The need for adiabatic steps is revealed by reviewing the necessities of an optimally efficient heat engine cycle:
Your requirement: Take a very large warm body at temperature $T_H$, and obtain useful work from it for a very long time. Also, don't create any entropy in the process, so that the highest possible efficiency is maintained.
"Impossible. (1) When I remove thermal energy from the warm body, entropy flows with it. (2) Work carries no entropy. (3) Entropy can't be destroyed. Thus, I'm left with a buildup of entropy."
OK, you can have a single additional large cool body at temperature $T_C$.
"OK, I'll plan to dump entropy there through heat transfer $Q$. For reversible heating, the entropy transfer is $ΔS = Q/T$, so I'll pull out a lot of thermal energy from the warm body (high $Q$, high $T$), and sacrifice a little energy to the cool body (low $Q$, low $T$) to dump the exact same amount of entropy. I'll output the difference as work."
I'm impressed! This is the fundamental concept of all heat engines—and the reason why one can't turn heat entirely into work. But you're still talking conceptually; what exactly is it that you're going to do?
"I guess I'll take a cool fluid, put it next to the warm body to heat it up and pressurize it, and let it expand."
You'll encounter a temperature gradient—i.e., a spatial variation in temperature—when you put the cool fluid next to the warm body. Energy flowing down a gradient always produces entropy. Your mechanism isn't as efficient as it could be.
"I'll very slowly compress the cool fluid while insulated (i.e., adiabatically) to bring it to the temperature of the warm body. Then I'll just let the fluid expand at that temperature and do work. No temperature gradients, ever."
You don't have the space to expand that much. The warm body is essentially infinite, and you need to produce work indefinitely.
"I'll work in cycles, expanding and compressing, to reset the system completely at the end of each cycle. I'll apply the compression at the lower temperature as part of the reset. Oh, and to address your objection about about moving suddenly between the two reservoirs, I'll wrap up the isothermal expansion at the higher temperature with some adiabatic expansion to cool the fluid down so that there's no entropy generation when I put it next to the cool body. The work I collect during this adiabatic expansion will exactly pay for the work I expended to achieve the adiabatic compression."
Summarize clearly the sequence you've developed.
"Starting at an arbitrary point: adiabatic compression from $\boldsymbol{T_C}$ to $\boldsymbol{T_H}$ (this eliminates any temperature gradient), isothermal expansion at $T_H$ (this provides output work), adiabatic expansion from $\boldsymbol{T_H}$ to $\boldsymbol{T_C}$ (also to eliminate any temperature gradient), and isothermal compression at $T_C$ (this dumps entropy)."
You've solved the required problem.
The fact that we can achieve mechanical work in the absence of energy input seems to suggest that any such system consisting of an ideal gas above 0K would spontaneously perform mechanical work on its surroundings, presumably until its temperature gets arbitrarily close to 0K. How could this be the case?

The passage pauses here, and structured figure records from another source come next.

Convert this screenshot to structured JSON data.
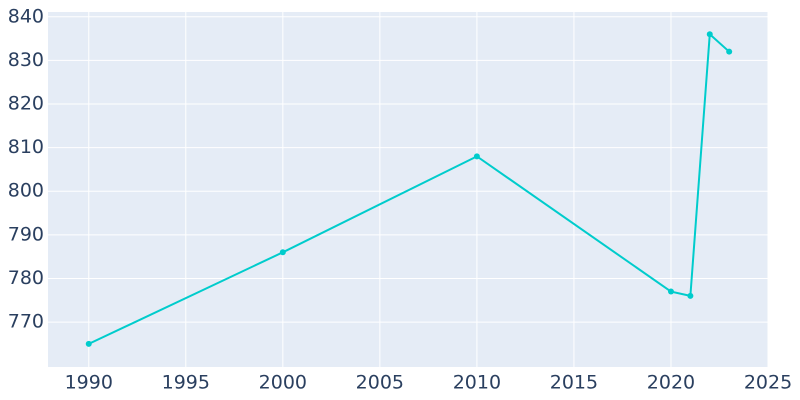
{
  "chart_data": {
    "type": "line",
    "x": [
      1990,
      2000,
      2010,
      2020,
      2021,
      2022,
      2023
    ],
    "values": [
      765,
      786,
      808,
      777,
      776,
      836,
      832
    ],
    "color": "#00cccc",
    "xlim": [
      1987.9,
      2025
    ],
    "xticks": [
      1990,
      1995,
      2000,
      2005,
      2010,
      2015,
      2020,
      2025
    ],
    "ylim": [
      759.7,
      841.1
    ],
    "yticks": [
      770,
      780,
      790,
      800,
      810,
      820,
      830,
      840
    ],
    "grid": true
  }
}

Yes, a gas will spontaneously expand to fill its available volume; this maximizes entropy because there are more positional possibilities when the entire space is explored. Furthermore, it will push a frictionless piston until its pressure matches the surrounding pressure; this also maximizes entropy. (The entropy reduction from the reduced volume of the surroundings is outweighed by the entropy increase from the gas expansion, until the pressures equalize.) Yes, the gas will tend to cool as this occurs. One doesn't have to heat a system to extract energy from it! Any gradient (e.g., in pressure) is a potential energy source.